In my writing I try to queer this all, by saying, you know, Krishna, you’re actually a dick! But then, I was also really slutty in New York, so maybe there’s a connection there…what if Krishna actually played the flute, if you know what I mean. <laughter> That’s the kind of thing I hope I accomplish. But also in that land of mythology is India, India as myth, as well as family story. I have this one poem about all of these unnamed women I descend from — what are their names? Nobody keeps the records of the women. So I wrote a letter poem where I imagined my ancestor as named Sita who is abducted by the British East India Company. I think of myth as a template to see what happens around us.

I think part of rewriting myth, writing into the myth, is to open up a liberatory aspect of it for queer folks. That intersection of justice and mythology. And that’s part of the writing of Ramyan, the translations of it and the writing I have done in that project. There’s a word in Awadhi, kinnar. It’s translated as centaur and it’s one of the the polite ways of saying transgender. And I was like, what if instead of translating it as centaur we translate it as transgender person. Does that reify a divide? I’m not sure. But that’s an example to me of a question that is very spiritual. Because when Tulsidas was writing this thing, what was in his mind? What was his world like? What was the Divine revealing to him?

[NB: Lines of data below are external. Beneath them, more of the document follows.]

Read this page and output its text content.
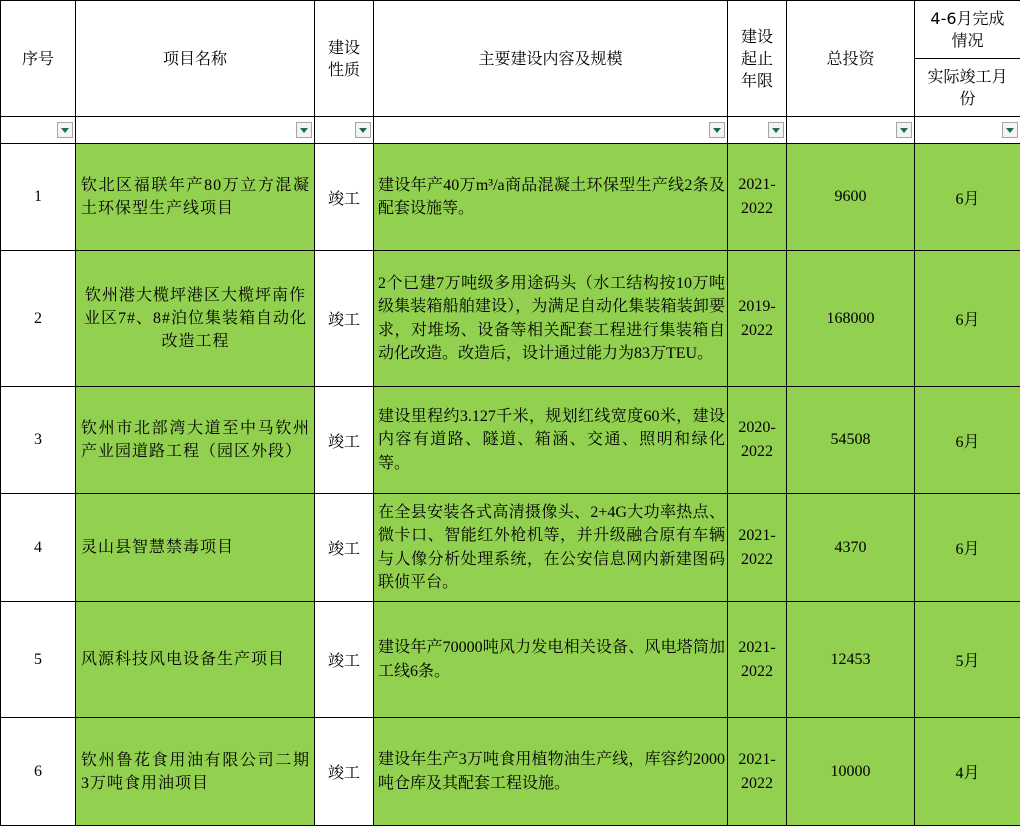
序号	项目名称	建设性质	主要建设内容及规模	建设起止年限	总投资	4-6月完成情况

						实际竣工月份

1	钦北区福联年产80万立方混凝土环保型生产线项目	竣工	建设年产40万m³/a商品混凝土环保型生产线2条及配套设施等。	2021-2022	9600	6月
2	钦州港大榄坪港区大榄坪南作业区7#、8#泊位集装箱自动化改造工程	竣工	2个已建7万吨级多用途码头（水工结构按10万吨级集装箱船舶建设），为满足自动化集装箱装卸要求，对堆场、设备等相关配套工程进行集装箱自动化改造。改造后，设计通过能力为83万TEU。	2019-2022	168000	6月
3	钦州市北部湾大道至中马钦州产业园道路工程（园区外段）	竣工	建设里程约3.127千米，规划红线宽度60米，建设内容有道路、隧道、箱涵、交通、照明和绿化等。	2020-2022	54508	6月
4	灵山县智慧禁毒项目	竣工	在全县安装各式高清摄像头、2+4G大功率热点、微卡口、智能红外枪机等，并升级融合原有车辆与人像分析处理系统，在公安信息网内新建图码联侦平台。	2021-2022	4370	6月
5	风源科技风电设备生产项目	竣工	建设年产70000吨风力发电相关设备、风电塔筒加工线6条。	2021-2022	12453	5月
6	钦州鲁花食用油有限公司二期3万吨食用油项目	竣工	建设年生产3万吨食用植物油生产线，库容约2000吨仓库及其配套工程设施。	2021-2022	10000	4月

Rajiv Mohabir is the author of The Cowherd’s Son (Tupelo Press 2017, winner of the 2015 Kundiman Prize; Eric Hoffer Honorable Mention 2018) and The Taxidermist’s Cut (Four Way Books 2016, winner of the Four Way Books Intro to Poetry Prize, Finalist for the Lambda Literary Award for Gay Poetry in 2017). His book of translations I Even Regret Night: Holi Songs of Demerara (1916) is forthcoming from Kaya Press in March, 2019. His poems appear in Best American Poetry, Guernica, POETRY, New England Review, Kenyon Review, and Quarterly West. He received his MFA in Poetry and Translation from at Queens College, CUNY and his PhD in English from the University of Hawai`i. Currently he is an Assistant Professor of poetry at Auburn University and translations editor at Waxwing Journal.